Gun Lake takes aim at Blind Pig for debut CD release party Thursday
photo by Brad and Jen Butcher of QAvenuePhoto
Lakes are important to Ann Arbor indie/folk musician Mark Fain. First, there’s the body of water in West Michigan after which he named his band, Gun Lake.
“It was the site of a wedding for two of my best friends and I was pretty instrumental in their coming together. It was sort of a four-year story that started in my senior year in high school,” he explained.
Then there’s Balfour Lake, in Northern Ontario, after which his band’s debut CD, “Balfour,” has been christened. Gun Lake will celebrate the release of the disc at a Blind Pig show Thursday night. Local favorites Lightning Love, recently named Midwest region finalist in a national Battle of the Bands competition, will open, along with Chicago quartet The Photographers.
Gun Lake’s music has been compared to that of the late Elliott Smith, hot folk band Fleet Foxes and Bon Iver frontman Justin Vernon, and as far as Fain’s concerned, that’s OK with him.
“They’re accurate enough for anyone who is wanting to listen to us and compare us to something. ... I know it’s a compliment,” Fain said.
Gun Lake was formed in 2010, but Fain, who is 25, has been involved with making music most of his life. “I started playing guitar in sixth grade, piano before that, even though I am a terrible pianist,” recalled. “I started writing songs in high school, most of which are now very embarrassing. In college I was in a couple of bad bands. This one I think is finally a good band.”
He came to the University of Michigan at 18 from Gaylord, where he grew up. He began studying film, but eventually switched to the School of Music’s Performing Arts Technology program, which combines music and video production.
Fain arrived at a breakfast interview in Ypsilanti recently with Patti Smith’s memoir, “Just Kids,” in hand, not really a surprising choice given the poetic feel of some of his lyrics.
“I guess being an artist sometimes means being influenced by the right things, and letting yourself be influenced by the right things and then taking from those things what you should take,” Fain said.
Balfour Lake, from which the new CD takes its name, is a fondly remembered but remote vacation place from his youth, one of many good-fishin’ Canadian lakes that he still visits as a grown-up.
“When I was a little kid, we’d go up there and go fishing for a week, stay in a cabin, we’d hike, canoe, kayak,” he recalled. “To get into this lake, it’s a lot of work. You can motor across the first lake, then you have to portage about a quarter mile with your motor, your gear, everything you’d need in a day. And that’s kind of a pain. Then you have to navigate this creek that winds back and forth. And it’s probably a foot deep for the most part ... it’s fun, but it takes a long time to get there.

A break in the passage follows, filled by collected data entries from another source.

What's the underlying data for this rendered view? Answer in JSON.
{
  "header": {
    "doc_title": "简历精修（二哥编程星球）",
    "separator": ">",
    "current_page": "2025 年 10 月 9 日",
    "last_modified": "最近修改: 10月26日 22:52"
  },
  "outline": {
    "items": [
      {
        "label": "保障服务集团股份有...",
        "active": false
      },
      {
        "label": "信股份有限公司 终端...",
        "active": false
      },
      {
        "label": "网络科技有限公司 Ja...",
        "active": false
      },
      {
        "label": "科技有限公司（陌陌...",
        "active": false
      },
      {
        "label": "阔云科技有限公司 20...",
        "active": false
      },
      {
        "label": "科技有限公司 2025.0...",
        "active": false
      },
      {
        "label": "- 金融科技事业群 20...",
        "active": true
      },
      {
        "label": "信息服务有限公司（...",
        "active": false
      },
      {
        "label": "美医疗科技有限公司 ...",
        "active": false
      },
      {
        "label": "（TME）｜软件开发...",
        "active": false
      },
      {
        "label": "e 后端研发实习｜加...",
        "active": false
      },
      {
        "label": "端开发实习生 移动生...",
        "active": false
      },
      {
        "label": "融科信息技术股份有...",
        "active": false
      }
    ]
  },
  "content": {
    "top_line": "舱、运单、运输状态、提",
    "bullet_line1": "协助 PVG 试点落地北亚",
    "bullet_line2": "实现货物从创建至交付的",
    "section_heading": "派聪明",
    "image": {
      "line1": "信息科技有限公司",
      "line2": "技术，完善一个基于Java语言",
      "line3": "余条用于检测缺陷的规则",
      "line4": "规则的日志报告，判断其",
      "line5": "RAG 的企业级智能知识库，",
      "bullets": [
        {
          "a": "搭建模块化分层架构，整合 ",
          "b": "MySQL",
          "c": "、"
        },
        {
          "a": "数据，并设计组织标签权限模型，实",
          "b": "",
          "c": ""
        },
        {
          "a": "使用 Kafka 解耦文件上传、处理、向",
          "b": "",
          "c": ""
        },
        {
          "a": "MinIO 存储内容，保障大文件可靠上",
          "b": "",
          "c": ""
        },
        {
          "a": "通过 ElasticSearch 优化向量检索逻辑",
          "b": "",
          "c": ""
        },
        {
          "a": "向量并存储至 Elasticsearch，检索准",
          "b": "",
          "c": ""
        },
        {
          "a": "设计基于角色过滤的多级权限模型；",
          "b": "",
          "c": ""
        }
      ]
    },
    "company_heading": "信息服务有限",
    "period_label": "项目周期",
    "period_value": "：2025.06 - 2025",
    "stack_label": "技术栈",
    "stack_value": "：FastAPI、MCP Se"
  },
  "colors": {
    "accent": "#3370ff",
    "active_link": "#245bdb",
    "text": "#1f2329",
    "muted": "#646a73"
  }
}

“(The album’s name) is a metaphor really. It’s just about a relationship, how this particular relationship I was in was difficult to get into but even more difficult to get out of. I didn’t want to let it go,” he explained.
As soon as the CD is released, Fain and the other band members plan to hit the road.

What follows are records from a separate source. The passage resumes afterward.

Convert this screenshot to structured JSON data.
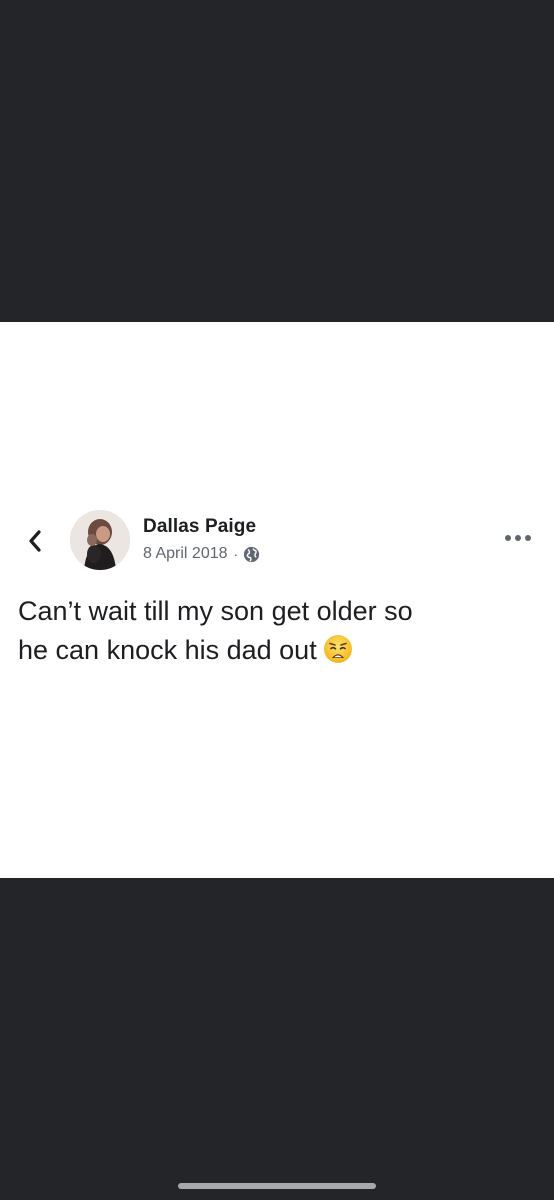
{
  "post": {
    "author": {
      "name": "Dallas Paige",
      "avatar_icon": "profile-photo-avatar"
    },
    "date": "8 April 2018",
    "separator": "·",
    "audience_icon": "globe-icon",
    "text_line_1": "Can’t wait till my son get older so",
    "text_line_2": "he can knock his dad out",
    "emoji": "weary-face-emoji"
  },
  "nav": {
    "back_icon": "chevron-left-icon",
    "more_icon": "more-horizontal-icon"
  },
  "colors": {
    "background_dark": "#242528",
    "card": "#ffffff",
    "text_primary": "#1c1e21",
    "text_secondary": "#606770",
    "emoji_face": "#f7c32e"
  }
}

“We’re going to do what I call wagon-wheel touring ... Ann Arbor is the center, we’ll branch out in different directions on weekends,” he said, “anything that’s within driving range. ... We’re going to try to be smart about the whole thing. Too many people make the mistake of making something and then letting it sit. We can’t do that. Nothing gets heard if it’s hidden,” he said.
For the future, Fain hopes to continue pursing both visual arts/computer graphics and music. “But music is going to take the forefront,” he vowed. “I love it so much. I’d love to make it my living. It’s every person’s dream to do what they love, and if I’m honest with myself, it’s music.”